Non trascurabile si annuncia anche il contributo che arriverà dal ministero dell’Istruzione. Anche in questo caso c’è già stato un incontro tra i tecnici di via XX settembre e quello di viale Trastevere. Tra tagli e rimodulazione di spese ci si starebbe muovendo su un intervento che oscilla tra i 600 e 900 milioni. Una dote che consentirebbe di fatto di autofinanziare la riforma della scuola presentata nelle scorse settimane per grandi linee dal Governo. Quanto alla Difesa, oltre alla mozione Pd con cui viene chiesto al Governo di riesaminare il programma “F 35” alla Camera sono passate anche le mozioni di Fi e Sc. Il ministro Roberta Pinotti ha detto che è normale che «gli investimenti in termini di programma di armamenti devono essere fatti ragionando sulla compatibilità finanziaria del Paese e sui possibili ritorni».
Completare il puzzle dei tagli ai ministeri non sarà comunque facile. La parola definitiva spetterà a Matteo Renzi al rientro dagli Usa. All’inizio della prossima settimana il premier tirerà le somme con il ministro dell’Economia, Pier Carlo Padoan. Anche perché già mercoledì prossimo sarà ufficialmente rivisto il quadro macroeconomico con la nota di aggiornamento del Def sulla quale sarà poi modellata la legge di stabilità. La manovra effettiva dovrebbe aggirarsi attorno ai 15 miliardi, gran parte dei quali arriveranno da tagli alla spesa, anche utilizzando la regola Renzi del 3%, seppure in modo flessibile. Ma l’esecutivo assicura che non ricorrerà al vecchio metodo delle strette di tipo lineare.

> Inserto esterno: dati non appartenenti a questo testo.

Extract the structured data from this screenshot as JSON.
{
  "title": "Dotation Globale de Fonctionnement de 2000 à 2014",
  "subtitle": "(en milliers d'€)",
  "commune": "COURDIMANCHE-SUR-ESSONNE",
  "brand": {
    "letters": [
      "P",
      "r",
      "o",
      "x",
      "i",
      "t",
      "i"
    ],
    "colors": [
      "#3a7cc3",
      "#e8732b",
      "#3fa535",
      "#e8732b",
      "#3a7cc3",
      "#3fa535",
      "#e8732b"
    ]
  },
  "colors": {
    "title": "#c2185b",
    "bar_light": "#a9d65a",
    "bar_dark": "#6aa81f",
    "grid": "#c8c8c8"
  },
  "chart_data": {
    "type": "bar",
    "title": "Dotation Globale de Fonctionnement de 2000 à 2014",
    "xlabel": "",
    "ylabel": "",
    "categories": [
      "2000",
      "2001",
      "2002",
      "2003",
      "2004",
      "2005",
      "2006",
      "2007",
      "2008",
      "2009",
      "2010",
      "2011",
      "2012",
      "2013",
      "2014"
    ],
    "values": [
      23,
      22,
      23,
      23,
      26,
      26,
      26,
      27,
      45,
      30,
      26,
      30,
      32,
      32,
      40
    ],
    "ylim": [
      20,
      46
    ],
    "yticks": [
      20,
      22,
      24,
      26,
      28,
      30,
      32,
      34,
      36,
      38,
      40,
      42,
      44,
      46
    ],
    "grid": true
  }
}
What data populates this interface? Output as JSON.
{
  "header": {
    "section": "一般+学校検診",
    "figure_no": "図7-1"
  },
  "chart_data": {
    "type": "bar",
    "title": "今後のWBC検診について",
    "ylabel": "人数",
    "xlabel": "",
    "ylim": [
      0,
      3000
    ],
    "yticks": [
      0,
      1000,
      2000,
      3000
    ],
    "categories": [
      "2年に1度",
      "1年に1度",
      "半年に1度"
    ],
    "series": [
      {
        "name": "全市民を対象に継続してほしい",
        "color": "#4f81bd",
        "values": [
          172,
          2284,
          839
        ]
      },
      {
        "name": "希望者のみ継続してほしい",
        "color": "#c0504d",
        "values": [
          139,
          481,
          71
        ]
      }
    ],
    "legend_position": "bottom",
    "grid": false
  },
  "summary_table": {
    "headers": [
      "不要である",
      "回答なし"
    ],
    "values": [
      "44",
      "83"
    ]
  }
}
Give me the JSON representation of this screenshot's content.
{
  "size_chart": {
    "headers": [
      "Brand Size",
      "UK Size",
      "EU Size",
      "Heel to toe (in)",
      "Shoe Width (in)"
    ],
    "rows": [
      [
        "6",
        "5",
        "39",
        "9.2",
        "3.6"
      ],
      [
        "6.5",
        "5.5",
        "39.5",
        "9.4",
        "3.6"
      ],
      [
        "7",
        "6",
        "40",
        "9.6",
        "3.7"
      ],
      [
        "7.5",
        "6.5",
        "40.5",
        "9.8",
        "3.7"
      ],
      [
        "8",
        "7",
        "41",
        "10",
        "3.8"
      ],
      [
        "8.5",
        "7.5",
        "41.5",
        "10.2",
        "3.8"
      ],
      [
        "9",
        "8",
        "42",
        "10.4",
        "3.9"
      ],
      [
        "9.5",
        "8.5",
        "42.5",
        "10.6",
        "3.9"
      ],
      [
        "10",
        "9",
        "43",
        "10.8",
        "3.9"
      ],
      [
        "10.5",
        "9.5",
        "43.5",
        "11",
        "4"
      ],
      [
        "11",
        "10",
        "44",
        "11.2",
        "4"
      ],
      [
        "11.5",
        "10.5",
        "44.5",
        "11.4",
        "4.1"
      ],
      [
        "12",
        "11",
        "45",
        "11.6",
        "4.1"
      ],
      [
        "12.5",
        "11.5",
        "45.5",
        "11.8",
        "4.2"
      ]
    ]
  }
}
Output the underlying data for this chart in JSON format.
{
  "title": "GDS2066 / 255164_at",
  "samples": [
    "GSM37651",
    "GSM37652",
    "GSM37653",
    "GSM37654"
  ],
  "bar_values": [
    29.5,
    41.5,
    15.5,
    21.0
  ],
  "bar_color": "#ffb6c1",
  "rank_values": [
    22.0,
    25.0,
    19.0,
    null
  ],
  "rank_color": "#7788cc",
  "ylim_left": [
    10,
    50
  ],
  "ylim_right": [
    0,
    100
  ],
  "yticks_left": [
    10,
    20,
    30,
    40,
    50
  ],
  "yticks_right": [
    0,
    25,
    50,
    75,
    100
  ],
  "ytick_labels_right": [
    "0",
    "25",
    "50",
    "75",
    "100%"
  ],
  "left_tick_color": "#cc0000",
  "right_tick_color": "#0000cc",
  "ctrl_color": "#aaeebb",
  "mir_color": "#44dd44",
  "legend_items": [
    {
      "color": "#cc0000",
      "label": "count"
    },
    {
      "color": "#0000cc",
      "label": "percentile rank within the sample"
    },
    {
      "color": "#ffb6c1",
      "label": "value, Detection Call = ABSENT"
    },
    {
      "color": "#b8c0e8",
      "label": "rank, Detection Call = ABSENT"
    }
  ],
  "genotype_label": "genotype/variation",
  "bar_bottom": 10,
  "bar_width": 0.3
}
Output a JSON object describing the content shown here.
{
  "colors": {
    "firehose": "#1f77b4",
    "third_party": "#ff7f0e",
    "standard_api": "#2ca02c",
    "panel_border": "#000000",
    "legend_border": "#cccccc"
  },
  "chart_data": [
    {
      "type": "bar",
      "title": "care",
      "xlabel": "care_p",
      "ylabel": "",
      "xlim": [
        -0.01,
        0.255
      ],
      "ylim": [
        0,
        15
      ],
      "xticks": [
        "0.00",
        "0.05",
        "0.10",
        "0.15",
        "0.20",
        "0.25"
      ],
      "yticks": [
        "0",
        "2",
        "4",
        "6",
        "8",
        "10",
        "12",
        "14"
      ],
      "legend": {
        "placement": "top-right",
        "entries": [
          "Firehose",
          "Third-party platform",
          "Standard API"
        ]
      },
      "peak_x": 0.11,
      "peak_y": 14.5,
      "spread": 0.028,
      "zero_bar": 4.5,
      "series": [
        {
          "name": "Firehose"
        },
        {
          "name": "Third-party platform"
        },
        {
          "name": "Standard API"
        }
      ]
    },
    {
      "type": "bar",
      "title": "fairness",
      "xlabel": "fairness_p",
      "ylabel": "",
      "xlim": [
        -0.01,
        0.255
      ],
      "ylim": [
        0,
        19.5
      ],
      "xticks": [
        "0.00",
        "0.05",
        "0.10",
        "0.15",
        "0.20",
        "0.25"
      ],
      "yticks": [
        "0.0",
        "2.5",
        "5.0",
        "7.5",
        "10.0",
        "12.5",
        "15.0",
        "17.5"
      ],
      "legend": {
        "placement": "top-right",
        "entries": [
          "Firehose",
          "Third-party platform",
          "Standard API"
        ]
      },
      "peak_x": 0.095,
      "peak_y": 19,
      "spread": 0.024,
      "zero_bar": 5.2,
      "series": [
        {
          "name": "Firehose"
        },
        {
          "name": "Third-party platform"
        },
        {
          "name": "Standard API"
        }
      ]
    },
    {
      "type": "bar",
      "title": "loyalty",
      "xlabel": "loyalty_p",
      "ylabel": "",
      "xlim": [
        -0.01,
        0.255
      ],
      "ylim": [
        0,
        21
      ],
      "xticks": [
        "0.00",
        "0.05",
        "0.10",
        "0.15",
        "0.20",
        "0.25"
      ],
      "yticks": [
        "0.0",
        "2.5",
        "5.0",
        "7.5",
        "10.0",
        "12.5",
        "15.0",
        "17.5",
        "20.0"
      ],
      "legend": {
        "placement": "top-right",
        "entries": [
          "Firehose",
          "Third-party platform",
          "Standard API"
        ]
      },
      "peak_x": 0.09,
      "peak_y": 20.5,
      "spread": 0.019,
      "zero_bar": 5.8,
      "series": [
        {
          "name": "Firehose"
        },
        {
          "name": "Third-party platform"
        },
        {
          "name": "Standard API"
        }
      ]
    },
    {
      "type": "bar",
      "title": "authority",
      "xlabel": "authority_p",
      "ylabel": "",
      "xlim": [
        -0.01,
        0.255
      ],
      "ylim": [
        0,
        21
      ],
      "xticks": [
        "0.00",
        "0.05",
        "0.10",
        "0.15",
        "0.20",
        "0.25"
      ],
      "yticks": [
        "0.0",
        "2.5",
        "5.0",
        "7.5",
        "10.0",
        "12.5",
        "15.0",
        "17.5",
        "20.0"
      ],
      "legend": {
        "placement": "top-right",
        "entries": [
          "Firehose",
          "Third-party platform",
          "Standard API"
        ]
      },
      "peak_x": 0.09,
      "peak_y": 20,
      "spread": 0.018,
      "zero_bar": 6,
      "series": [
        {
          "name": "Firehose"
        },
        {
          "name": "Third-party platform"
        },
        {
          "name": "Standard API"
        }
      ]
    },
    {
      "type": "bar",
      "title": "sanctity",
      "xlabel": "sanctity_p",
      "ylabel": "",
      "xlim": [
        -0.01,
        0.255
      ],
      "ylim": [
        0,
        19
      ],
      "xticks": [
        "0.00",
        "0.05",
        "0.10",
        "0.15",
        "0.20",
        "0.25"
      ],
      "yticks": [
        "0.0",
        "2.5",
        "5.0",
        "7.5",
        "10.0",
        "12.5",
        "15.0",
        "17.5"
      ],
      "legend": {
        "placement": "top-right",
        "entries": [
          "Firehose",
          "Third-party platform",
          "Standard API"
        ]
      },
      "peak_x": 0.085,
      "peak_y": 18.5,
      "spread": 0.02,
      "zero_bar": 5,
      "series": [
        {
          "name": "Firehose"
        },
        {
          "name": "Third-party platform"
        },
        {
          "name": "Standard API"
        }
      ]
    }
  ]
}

A ribadirlo è il viceministro dell’Economia, Enrico Morando, al Senato: il Governo punta a ottenere risparmi «grazie a una revisione della spesa» ma «non faremo tagli lineari del 3%». Morando fa anche notare che, malgrado il recente varo della riforma Fornero, la spesa previdenziale continua ad aumentare a causa «dell’andamento demografico».
Sul fronte della composizione della legge di stabilità, il viceministro dell’Economia, Luigi Casero, rispondendo a un’interrogazione in commissione Finanze alla Camera dello stesso presidente Daniele Capezzone afferma che «non esiste nessuna ipotesi allo studio sull’aumento della tassa di successione».